Back in May I posted about some Free Money deals available from Revolution Money Exchange and Sharebuilder. Last week our Sharebuilder bonus came due, and it’s now safe at home in our savings account. Yay! $90 for 5 minutes of my time, woohoo. According to my folks (who just returned from Europe) that will buy us a whopping 9 gallons of gas on our future trip in Germany. Great. 

Just posting to let you know some of this stuff occasionally works…
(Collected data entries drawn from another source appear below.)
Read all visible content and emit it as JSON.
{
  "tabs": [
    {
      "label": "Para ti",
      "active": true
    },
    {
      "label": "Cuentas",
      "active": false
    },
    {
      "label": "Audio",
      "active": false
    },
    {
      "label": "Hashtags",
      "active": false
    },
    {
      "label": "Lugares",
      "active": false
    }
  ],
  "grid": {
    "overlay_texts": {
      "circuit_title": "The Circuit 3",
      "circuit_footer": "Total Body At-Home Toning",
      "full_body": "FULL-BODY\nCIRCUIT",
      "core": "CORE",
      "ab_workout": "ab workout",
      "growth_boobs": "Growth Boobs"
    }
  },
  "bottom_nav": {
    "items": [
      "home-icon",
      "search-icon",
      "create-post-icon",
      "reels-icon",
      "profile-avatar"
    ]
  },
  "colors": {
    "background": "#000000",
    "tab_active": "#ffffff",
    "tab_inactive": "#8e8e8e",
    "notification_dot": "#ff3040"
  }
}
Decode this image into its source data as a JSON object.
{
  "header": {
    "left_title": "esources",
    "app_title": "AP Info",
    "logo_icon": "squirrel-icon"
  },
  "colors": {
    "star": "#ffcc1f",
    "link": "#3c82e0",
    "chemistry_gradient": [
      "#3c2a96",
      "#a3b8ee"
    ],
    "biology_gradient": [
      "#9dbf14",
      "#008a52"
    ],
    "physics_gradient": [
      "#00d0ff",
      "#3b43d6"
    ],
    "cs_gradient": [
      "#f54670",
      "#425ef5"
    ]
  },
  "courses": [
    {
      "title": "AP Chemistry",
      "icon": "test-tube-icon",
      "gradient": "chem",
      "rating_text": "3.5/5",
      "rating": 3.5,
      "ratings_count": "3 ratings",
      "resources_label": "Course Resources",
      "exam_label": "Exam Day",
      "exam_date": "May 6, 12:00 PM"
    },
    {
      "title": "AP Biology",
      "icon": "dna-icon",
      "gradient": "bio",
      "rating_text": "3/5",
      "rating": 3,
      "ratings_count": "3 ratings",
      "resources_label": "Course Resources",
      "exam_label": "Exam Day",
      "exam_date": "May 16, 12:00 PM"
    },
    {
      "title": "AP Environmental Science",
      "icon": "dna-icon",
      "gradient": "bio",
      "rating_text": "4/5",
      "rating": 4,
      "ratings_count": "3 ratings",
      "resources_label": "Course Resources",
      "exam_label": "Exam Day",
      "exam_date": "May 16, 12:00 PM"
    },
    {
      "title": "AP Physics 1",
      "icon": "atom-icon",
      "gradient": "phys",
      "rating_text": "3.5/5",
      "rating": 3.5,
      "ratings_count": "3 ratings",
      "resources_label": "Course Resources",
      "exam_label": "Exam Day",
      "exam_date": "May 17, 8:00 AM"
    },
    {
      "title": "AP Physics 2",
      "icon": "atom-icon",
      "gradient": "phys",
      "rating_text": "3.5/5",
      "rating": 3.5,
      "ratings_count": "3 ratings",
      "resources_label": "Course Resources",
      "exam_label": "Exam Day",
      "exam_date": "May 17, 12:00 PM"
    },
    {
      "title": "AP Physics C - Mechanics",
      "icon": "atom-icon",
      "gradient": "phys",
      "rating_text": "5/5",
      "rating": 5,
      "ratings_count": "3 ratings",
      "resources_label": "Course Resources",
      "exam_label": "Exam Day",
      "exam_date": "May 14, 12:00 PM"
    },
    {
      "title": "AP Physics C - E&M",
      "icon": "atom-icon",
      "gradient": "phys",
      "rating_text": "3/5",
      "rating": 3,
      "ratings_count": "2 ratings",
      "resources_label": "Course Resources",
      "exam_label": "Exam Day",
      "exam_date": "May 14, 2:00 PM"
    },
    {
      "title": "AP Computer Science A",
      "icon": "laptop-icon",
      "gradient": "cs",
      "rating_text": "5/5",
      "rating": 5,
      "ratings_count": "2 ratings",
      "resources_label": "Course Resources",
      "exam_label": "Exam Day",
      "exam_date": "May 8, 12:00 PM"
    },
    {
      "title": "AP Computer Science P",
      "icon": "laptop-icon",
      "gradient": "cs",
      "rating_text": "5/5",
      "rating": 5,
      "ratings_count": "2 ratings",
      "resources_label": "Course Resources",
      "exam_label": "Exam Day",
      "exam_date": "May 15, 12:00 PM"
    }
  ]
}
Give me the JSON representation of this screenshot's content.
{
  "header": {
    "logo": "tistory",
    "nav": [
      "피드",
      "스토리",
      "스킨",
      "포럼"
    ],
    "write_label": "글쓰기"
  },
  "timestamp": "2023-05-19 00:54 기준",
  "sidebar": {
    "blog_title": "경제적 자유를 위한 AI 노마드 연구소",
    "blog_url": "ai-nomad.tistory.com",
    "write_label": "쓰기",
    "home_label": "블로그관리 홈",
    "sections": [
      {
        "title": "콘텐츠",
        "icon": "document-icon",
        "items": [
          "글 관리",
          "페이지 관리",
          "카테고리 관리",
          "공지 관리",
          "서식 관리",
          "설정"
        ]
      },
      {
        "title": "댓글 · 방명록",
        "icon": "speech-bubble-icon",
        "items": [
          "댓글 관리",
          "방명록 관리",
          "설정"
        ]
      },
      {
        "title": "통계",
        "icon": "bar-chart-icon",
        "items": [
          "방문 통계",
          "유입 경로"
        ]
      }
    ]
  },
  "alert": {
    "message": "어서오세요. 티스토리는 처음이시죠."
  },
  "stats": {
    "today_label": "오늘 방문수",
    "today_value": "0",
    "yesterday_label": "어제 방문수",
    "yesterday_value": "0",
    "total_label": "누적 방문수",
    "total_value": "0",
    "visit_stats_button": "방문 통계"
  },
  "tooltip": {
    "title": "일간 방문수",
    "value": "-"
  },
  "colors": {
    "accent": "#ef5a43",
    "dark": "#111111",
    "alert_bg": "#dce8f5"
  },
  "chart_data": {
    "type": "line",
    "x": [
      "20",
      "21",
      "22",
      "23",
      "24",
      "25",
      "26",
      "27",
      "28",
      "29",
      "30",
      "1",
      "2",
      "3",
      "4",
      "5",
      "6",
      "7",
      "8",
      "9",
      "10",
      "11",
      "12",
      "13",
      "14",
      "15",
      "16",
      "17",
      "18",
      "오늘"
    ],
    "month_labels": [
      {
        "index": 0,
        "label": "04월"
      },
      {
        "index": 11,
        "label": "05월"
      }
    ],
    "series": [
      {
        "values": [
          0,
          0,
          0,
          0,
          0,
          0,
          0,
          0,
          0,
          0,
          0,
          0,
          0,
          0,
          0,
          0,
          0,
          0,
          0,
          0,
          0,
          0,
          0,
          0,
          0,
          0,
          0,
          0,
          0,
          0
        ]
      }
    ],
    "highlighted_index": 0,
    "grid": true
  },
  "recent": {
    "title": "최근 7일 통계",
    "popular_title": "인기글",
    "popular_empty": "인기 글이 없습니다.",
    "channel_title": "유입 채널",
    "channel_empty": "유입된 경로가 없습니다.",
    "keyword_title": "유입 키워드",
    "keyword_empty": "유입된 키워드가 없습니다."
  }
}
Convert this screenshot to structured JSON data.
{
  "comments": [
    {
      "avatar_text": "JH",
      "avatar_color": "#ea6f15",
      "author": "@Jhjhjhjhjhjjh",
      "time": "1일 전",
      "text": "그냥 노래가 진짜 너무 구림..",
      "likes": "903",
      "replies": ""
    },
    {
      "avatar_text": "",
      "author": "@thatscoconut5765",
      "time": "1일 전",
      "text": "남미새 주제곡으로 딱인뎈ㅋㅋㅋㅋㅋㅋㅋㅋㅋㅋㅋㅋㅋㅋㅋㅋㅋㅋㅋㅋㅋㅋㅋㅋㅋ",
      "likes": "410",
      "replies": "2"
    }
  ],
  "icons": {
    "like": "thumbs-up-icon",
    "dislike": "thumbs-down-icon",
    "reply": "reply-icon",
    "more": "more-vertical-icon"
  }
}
A couple of days before Jacob was born, in early March, I wrote a post about our venturing into the world of online-only banking. It’s been over three months since we opened our Grand Yield Direct account with Apple Bank, and I’m happy with how easy it’s been to use. We set up a monthly automatic deposit, and I’ve also been dumping some additional funds into the account (from our local money market). When we began, the money market account at our local credit union was paying 2.4%, while the Apple Bank account yielded 3.9%. Rates have tanked, and the Grand Yield Direct account is now at 2.75% (with the credit union at 2.0%). The online account seems to be keeping about the same rates as the competition, and I’m happy about that. Well, as happy as a person can be with those rates. If I could do it again, would I pick this account? I think I’d possibly try ING Direct’s Orange savings account. Why? I don’t have a really good reason. Their rates seem to consistently be a tiny bit higher (a quarter of a percentage point) than Grand Yield Direct, and ING also gets a four out of five star rating on Bankrate.com. Plus, they’ve got a really fancy schmancy site, all covered in orange and overall lookin’ very neat-o (Apple Bank’s site looks much like you’d expect a Banker to be, all ordered and utilitarian, without a lot of fluff). We’re happy with Grand Yield Direct, but just in case anyone’s looking, Orange Savings may be a good way to go too 🙂


The blog Christian Personal Finance just today posted on some reasons why rising gas prices are good for us. I wholeheartedly agree with his list:

  1. RIP for the internal-combustion engine 
  2. Economic stimulus 
  3. Wither the Middle East’s clout 
  4. Deflating oil potentates 
  5. Mass-transit development 
  6. An antidote to sprawl
  7. Restoration of financial discipline
  8. Easing global tensions

Maybe it’s good for me, but it’s still tough on the wallet. So, what can a person do to get the most out of every drop of gas? Try hypermiling. Hypermiling is a fun way to describe the lengths people go to in order to get the highest gas mileage out of their cars. Last week Daily Money Hack turned me on to a good article from Wired.com that includes some tips (a few great, a few strange and dangerous) to hypermile with the best of them. The basics:

  • Go easy on the accelerator and follow the speed limit. Fuel economy drops like a stone above 60 mph, so slow down. You’ll bump your fuel economy by 7 to 23 percent. My husband and I had a “strong discussion” (we don’t argue, we just strongly discuss, haha) about this one. He says that going 59 on the highway will hold up traffic, and he refuses. I disagree, and plan on testing out this theory when I go into Anchorage next week. 
  • Take all the junk out of your trunk. Why are you hauling those tire chains in July? Every 100 pounds of stuff you’re needlessly hauling around drops your fuel economy by 1 to 2 percent.  While you’re at it, lose the roof rack and gain another 5 percent.
  • Get a tune-up and use the lightest viscosity oil your engine will live with. A well-tuned engine is an efficient engine, and lighter weight oil reduces drag. Can’t remember the last time you had a tune-up? Getting one could raise your fuel economy as much as 10 percent.
  • Keep your tires properly inflated. The softer the tire, the greater the rolling resistance – and the more gas you burn. Being 10 pounds under pressure can cut fuel efficiency by 4 percent. Pump those babies up!
  • Don’t idle. How many miles per gallon do you get sitting in the drive through? Zero, that’s how many. If you’re going to be stationary for more than 30 seconds, turn off the engine.
For more advanced hypermilers, the article recommends such tactics as turning off the engine and coasting down hills, and drafting behind big rigs. Crazy people.